350. Memorandum From the Under Secretary of State (Hoover) to the Deputy Director for Operations, International Cooperation Administration (FitzGerald)1

SUBJECT

  • Budgetary Assistance to Iran

The President decided at the National Security Council meeting this morning that we should proceed without delay to provide to the Government of Iran $20 million, over and above sums already provided for that Government, to assist in meeting its urgent budgetary problems.

As you know, the Shah and the Iranian Government have been pressed by the Embassy and the ICA Mission to Iran to undertake as a matter of urgency self-help measures which will contribute substantially to the capability of the Iranians to meet their budgetary requirements from their own resources. We have been informed of several measures taken and contemplated which will be helpful in this regard, but there nevertheless remains a substantial gap between anticipated expenditures and revenues.

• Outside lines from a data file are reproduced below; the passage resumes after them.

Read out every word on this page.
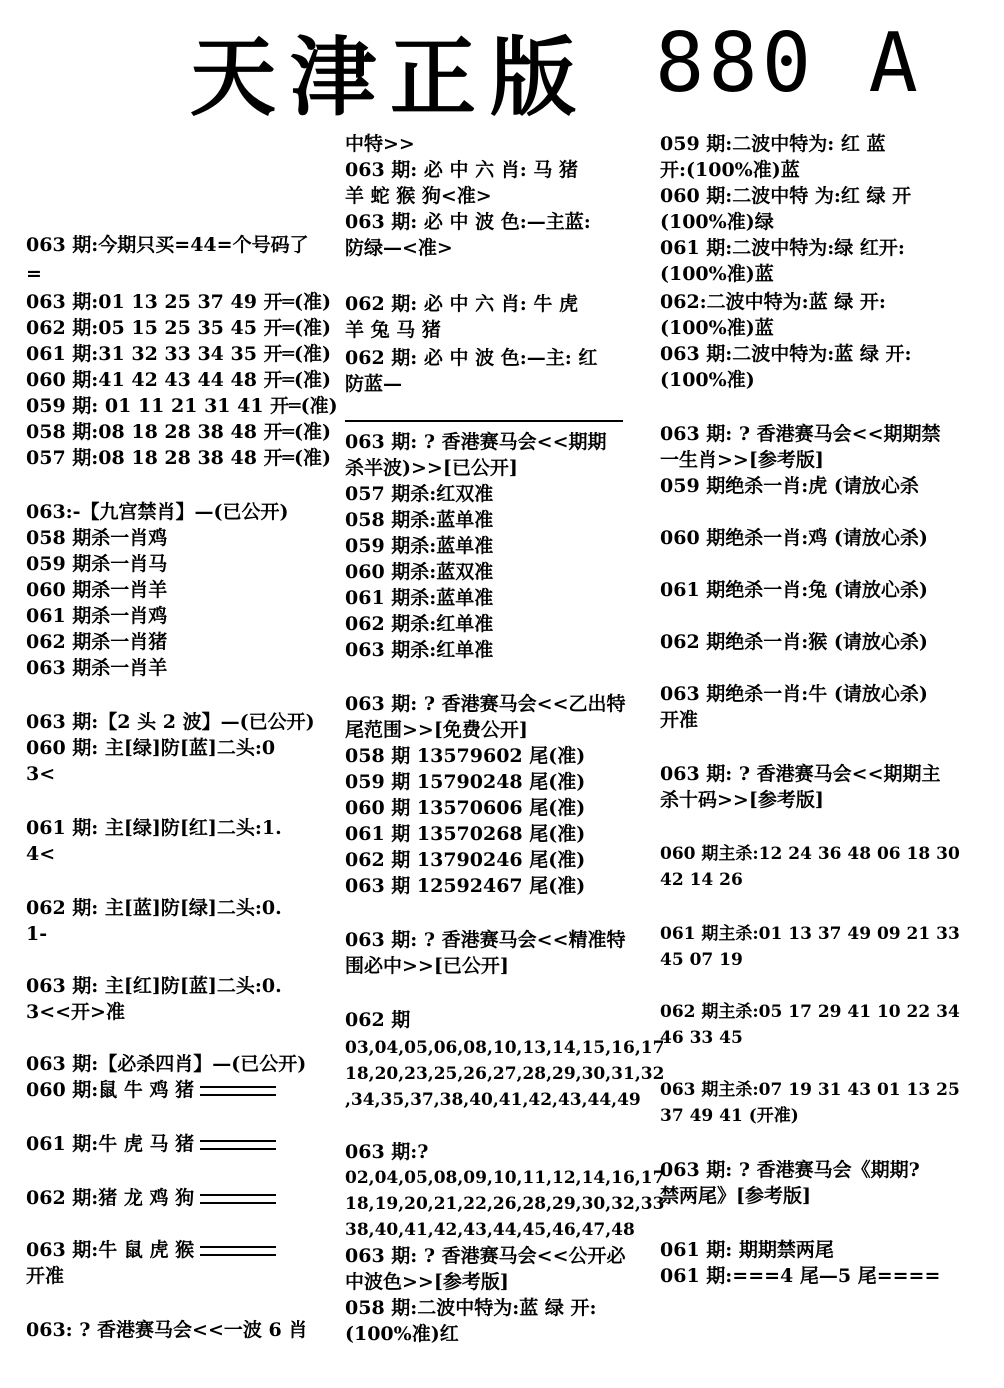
天津正版 880 A
063 期:今期只买=44=个号码了
=
063 期:01 13 25 37 49 开═(准)
062 期:05 15 25 35 45 开═(准)
061 期:31 32 33 34 35 开═(准)
060 期:41 42 43 44 48 开═(准)
059 期: 01 11 21 31 41 开═(准)
058 期:08 18 28 38 48 开═(准)
057 期:08 18 28 38 48 开═(准)
063:-【九宫禁肖】—(已公开)
058 期杀一肖鸡
059 期杀一肖马
060 期杀一肖羊
061 期杀一肖鸡
062 期杀一肖猪
063 期杀一肖羊
063 期:【2 头 2 波】—(已公开)
060 期: 主[绿]防[蓝]二头:0
3<
061 期: 主[绿]防[红]二头:1.
4<
062 期: 主[蓝]防[绿]二头:0.
1-
063 期: 主[红]防[蓝]二头:0.
3<<开>准
063 期:【必杀四肖】—(已公开)
060 期:鼠 牛 鸡 猪
061 期:牛 虎 马 猪
062 期:猪 龙 鸡 狗
063 期:牛 鼠 虎 猴
开准
063: ? 香港赛马会<<一波 6 肖
中特>>
063 期: 必 中 六 肖: 马 猪
羊 蛇 猴 狗<准>
063 期: 必 中 波 色:—主蓝:
防绿—<准>
062 期: 必 中 六 肖: 牛 虎
羊 兔 马 猪
062 期: 必 中 波 色:—主: 红
防蓝—
063 期: ? 香港赛马会<<期期
杀半波)>>[已公开]
057 期杀:红双准
058 期杀:蓝单准
059 期杀:蓝单准
060 期杀:蓝双准
061 期杀:蓝单准
062 期杀:红单准
063 期杀:红单准
063 期: ? 香港赛马会<<乙出特
尾范围>>[免费公开]
058 期 13579602 尾(准)
059 期 15790248 尾(准)
060 期 13570606 尾(准)
061 期 13570268 尾(准)
062 期 13790246 尾(准)
063 期 12592467 尾(准)
063 期: ? 香港赛马会<<精准特
围必中>>[已公开]
062 期
03,04,05,06,08,10,13,14,15,16,17
18,20,23,25,26,27,28,29,30,31,32
,34,35,37,38,40,41,42,43,44,49
063 期:?
02,04,05,08,09,10,11,12,14,16,17
18,19,20,21,22,26,28,29,30,32,33
38,40,41,42,43,44,45,46,47,48
063 期: ? 香港赛马会<<公开必
中波色>>[参考版]
058 期:二波中特为:蓝 绿 开:
(100%准)红
059 期:二波中特为: 红 蓝
开:(100%准)蓝
060 期:二波中特 为:红 绿 开
(100%准)绿
061 期:二波中特为:绿 红开:
(100%准)蓝
062:二波中特为:蓝 绿 开:
(100%准)蓝
063 期:二波中特为:蓝 绿 开:
(100%准)
063 期: ? 香港赛马会<<期期禁
一生肖>>[参考版]
059 期绝杀一肖:虎 (请放心杀
060 期绝杀一肖:鸡 (请放心杀)
061 期绝杀一肖:兔 (请放心杀)
062 期绝杀一肖:猴 (请放心杀)
063 期绝杀一肖:牛 (请放心杀)
开准
063 期: ? 香港赛马会<<期期主
杀十码>>[参考版]
060 期主杀:12 24 36 48 06 18 30
42 14 26
061 期主杀:01 13 37 49 09 21 33
45 07 19
062 期主杀:05 17 29 41 10 22 34
46 33 45
063 期主杀:07 19 31 43 01 13 25
37 49 41 (开准)
063 期: ? 香港赛马会《期期?
禁两尾》[参考版]
061 期: 期期禁两尾
061 期:===4 尾—5 尾====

The urgency in making known to the Iranians our decision to help in this respect derives from two factors: (a) their need to know what we are prepared to do in order that they can plan with intelligence; and (b) the desirability that the Shah be given this additional evidence of American support before he departs for India within the next several days where he will be undergoing very heavy pressures from Prime Minister Nehru, who has been violently opposed to the Baghdad Pact and to Iranian adherence thereto.

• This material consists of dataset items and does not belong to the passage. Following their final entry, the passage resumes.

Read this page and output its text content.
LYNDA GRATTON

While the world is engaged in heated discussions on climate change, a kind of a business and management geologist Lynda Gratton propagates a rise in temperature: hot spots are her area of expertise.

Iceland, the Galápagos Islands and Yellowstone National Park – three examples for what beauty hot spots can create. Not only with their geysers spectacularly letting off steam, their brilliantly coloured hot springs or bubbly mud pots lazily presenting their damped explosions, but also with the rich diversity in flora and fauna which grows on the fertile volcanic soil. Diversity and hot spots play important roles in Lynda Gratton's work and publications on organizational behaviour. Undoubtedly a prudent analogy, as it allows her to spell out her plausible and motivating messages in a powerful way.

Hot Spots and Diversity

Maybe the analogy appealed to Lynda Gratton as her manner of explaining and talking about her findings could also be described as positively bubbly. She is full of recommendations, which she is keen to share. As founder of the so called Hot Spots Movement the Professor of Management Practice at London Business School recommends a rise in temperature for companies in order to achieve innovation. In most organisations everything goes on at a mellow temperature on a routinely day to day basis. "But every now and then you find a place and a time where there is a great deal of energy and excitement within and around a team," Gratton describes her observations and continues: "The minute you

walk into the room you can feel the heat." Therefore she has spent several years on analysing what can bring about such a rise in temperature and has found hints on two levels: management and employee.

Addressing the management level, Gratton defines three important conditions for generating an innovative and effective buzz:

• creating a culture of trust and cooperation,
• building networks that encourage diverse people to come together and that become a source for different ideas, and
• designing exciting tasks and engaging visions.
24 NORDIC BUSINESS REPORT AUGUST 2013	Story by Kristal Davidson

I would appreciate it if you would take such action as is necessary to permit the allotment of $20 million to Iran for the above purpose, so that appropriate instructions can be telegraphed to the Embassy and the ICA Mission at Tehran with the least possible delay. As to whether this aid should be rendered to Iran on a grant or loan basis, I suggest that this question might be left for later determination in consultation with the Iran Country Team. My tentative views are that the reasons for providing this assistance suggest that the greatest benefit to the United States would accrue if it were made available on a grant rather than a loan basis.

Herbert Hoover, Jr.2
  1. Source: Department of State, Central Files, 888.00/2–956. Confidential. Drafted by Rountree and cleared by U/MSA and E.
  2. Printed from a copy that bears this stamped signature.